Langsam zweifelte er wirklich an ihrem gesunden Menschenverstand. Hätte er sie etwa in Akkala verrecken lassen sollen? „Es fällt mir äußerst schwer das zuzugeben, aber um ehrlich zu sein, war das Ganze meine Schuld. Du hast mich gewarnt und ich habe dich verhöhnt. Ich war bereit meine Strafe dafür zu kriegen und dann... Dann standest du da. Und weil ich einen Fehler gemacht habe, ist dir dies widerfahren." Das war zwar einleuchtend, doch das passte ihr nicht. Sie war gekommen, um ihre Schuld zu begleichen und jetzt stand sie wieder in seiner.
„Du hättest mich da lassen sollen", sagte sie. Er schaute sie fassungslos an. Das war jetzt nicht ihr Ernst. „Da überwinde ich meinen Stolz und helfe jemanden wie dir und dann passt dir das auch nicht! Weißt du, was für Qualen ich auf mich genommen habe? Sei gefälligst dankbarer!", fauchte er sie an. Er wollte Streit? Den konnte er haben!
„Ich will nicht in deiner Schuld stehen! Es gibt für mich nichts Schlimmeres als das!", bellte sie zurück. Er machte eine abwertende Bewegung mit seinem Flügel. „Du bist mir nichts schuldig", sagte er. Sie schnaubte daraufhin. „An diese Worte erinnere ich dich, wenn du in ein paar Tagen zu mir kommst und irgendwas verlangst."
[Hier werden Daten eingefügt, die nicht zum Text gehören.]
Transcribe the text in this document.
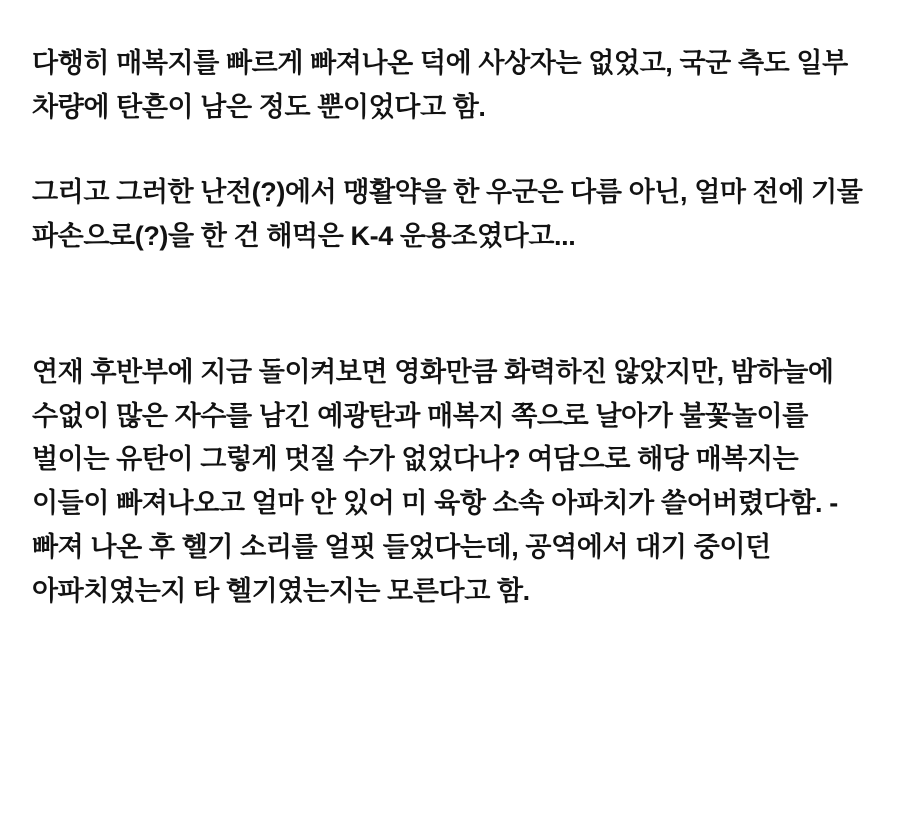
다행히 매복지를 빠르게 빠져나온 덕에 사상자는 없었고, 국군 측도 일부 차량에 탄흔이 남은 정도 뿐이었다고 함.

그리고 그러한 난전(?)에서 맹활약을 한 우군은 다름 아닌, 얼마 전에 기물 파손으로(?)을 한 건 해먹은 K-4 운용조였다고...

연재 후반부에 지금 돌이켜보면 영화만큼 화력하진 않았지만, 밤하늘에 수없이 많은 자수를 남긴 예광탄과 매복지 쪽으로 날아가 불꽃놀이를 벌이는 유탄이 그렇게 멋질 수가 없었다나? 여담으로 해당 매복지는 이들이 빠져나오고 얼마 안 있어 미 육항 소속 아파치가 쓸어버렸다함. - 빠져 나온 후 헬기 소리를 얼핏 들었다는데, 공역에서 대기 중이던 아파치였는지 타 헬기였는지는 모른다고 함.
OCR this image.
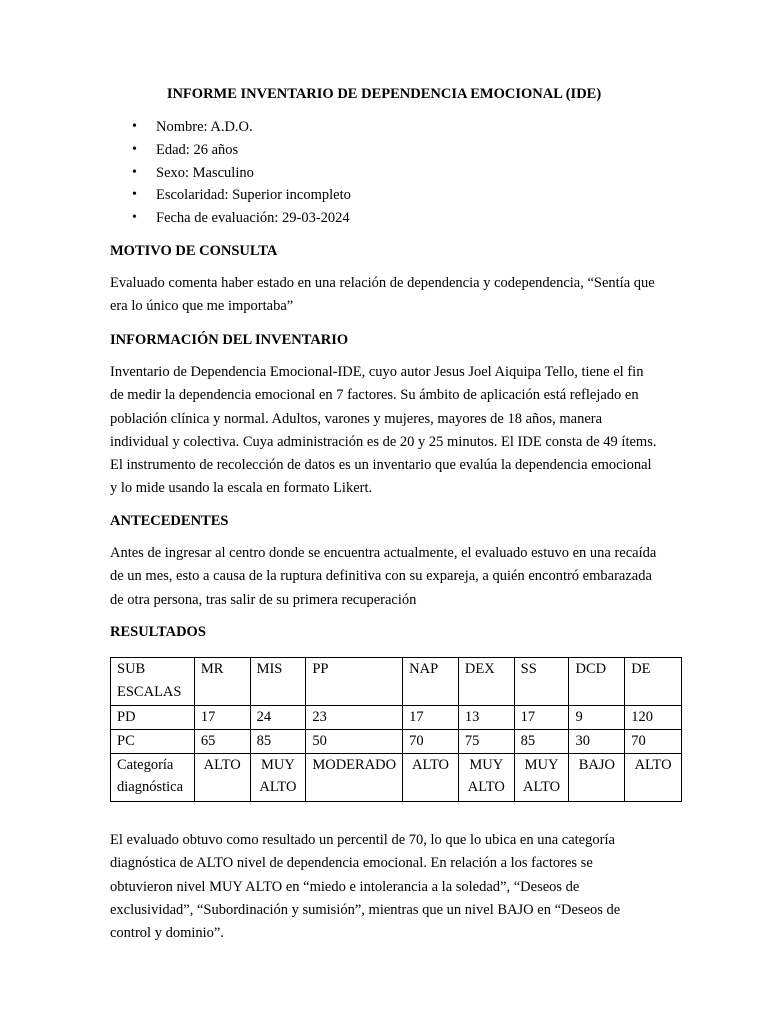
INFORME INVENTARIO DE DEPENDENCIA EMOCIONAL (IDE)
• Nombre: A.D.O.
• Edad: 26 años
• Sexo: Masculino
• Escolaridad: Superior incompleto
• Fecha de evaluación: 29-03-2024
MOTIVO DE CONSULTA

Evaluado comenta haber estado en una relación de dependencia y codependencia, “Sentía que era lo único que me importaba”

INFORMACIÓN DEL INVENTARIO

Inventario de Dependencia Emocional-IDE, cuyo autor Jesus Joel Aiquipa Tello, tiene el fin de medir la dependencia emocional en 7 factores. Su ámbito de aplicación está reflejado en población clínica y normal. Adultos, varones y mujeres, mayores de 18 años, manera individual y colectiva. Cuya administración es de 20 y 25 minutos. El IDE consta de 49 ítems. El instrumento de recolección de datos es un inventario que evalúa la dependencia emocional y lo mide usando la escala en formato Likert.

ANTECEDENTES

Antes de ingresar al centro donde se encuentra actualmente, el evaluado estuvo en una recaída de un mes, esto a causa de la ruptura definitiva con su expareja, a quién encontró embarazada de otra persona, tras salir de su primera recuperación

RESULTADOS
SUB ESCALAS	MR	MIS	PP	NAP	DEX	SS	DCD	DE
PD	17	24	23	17	13	17	9	120
PC	65	85	50	70	75	85	30	70
Categoría diagnóstica	ALTO	MUY ALTO	MODERADO	ALTO	MUY ALTO	MUY ALTO	BAJO	ALTO

El evaluado obtuvo como resultado un percentil de 70, lo que lo ubica en una categoría diagnóstica de ALTO nivel de dependencia emocional. En relación a los factores se obtuvieron nivel MUY ALTO en “miedo e intolerancia a la soledad”, “Deseos de exclusividad”, “Subordinación y sumisión”, mientras que un nivel BAJO en “Deseos de control y dominio”.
Er holte tief Luft. Kaum war sie wach, wurde sie wieder anstrengend. „Wenn du mir unbedingt einen Gefallen tun willst, um schuldenfrei zu sein, dann beantwortete mir eine Frage", sagte er. Sie überlegte, ob sie das annehmen sollte. Eine Frage beantworten war im Grunde einfacher, als irgendetwas für ihn zu erledigen. „Was willst du wissen?", fragte sie und verschränkte ihre Arme vor der Brust. „Wer ist Seina?"
Sie hatte das Gefühl ihr Herz stand still. In ihrem Kopf tauchten Bilder auf, die sie seit Jahren zu vergessen versuchte. Warum? Warum musste grade er diesen Namen erwähnen? So viel Schmerz und Leid waren mit diesem verbunden...und so viele traurige Erinnerungen. Dass sie es nicht fassen konnte, diesen Namen aus seinen Mund zu hören, war ihm nicht entfallen. Die Überraschung oder eher der Schock war ihr ins Gesicht geschrieben.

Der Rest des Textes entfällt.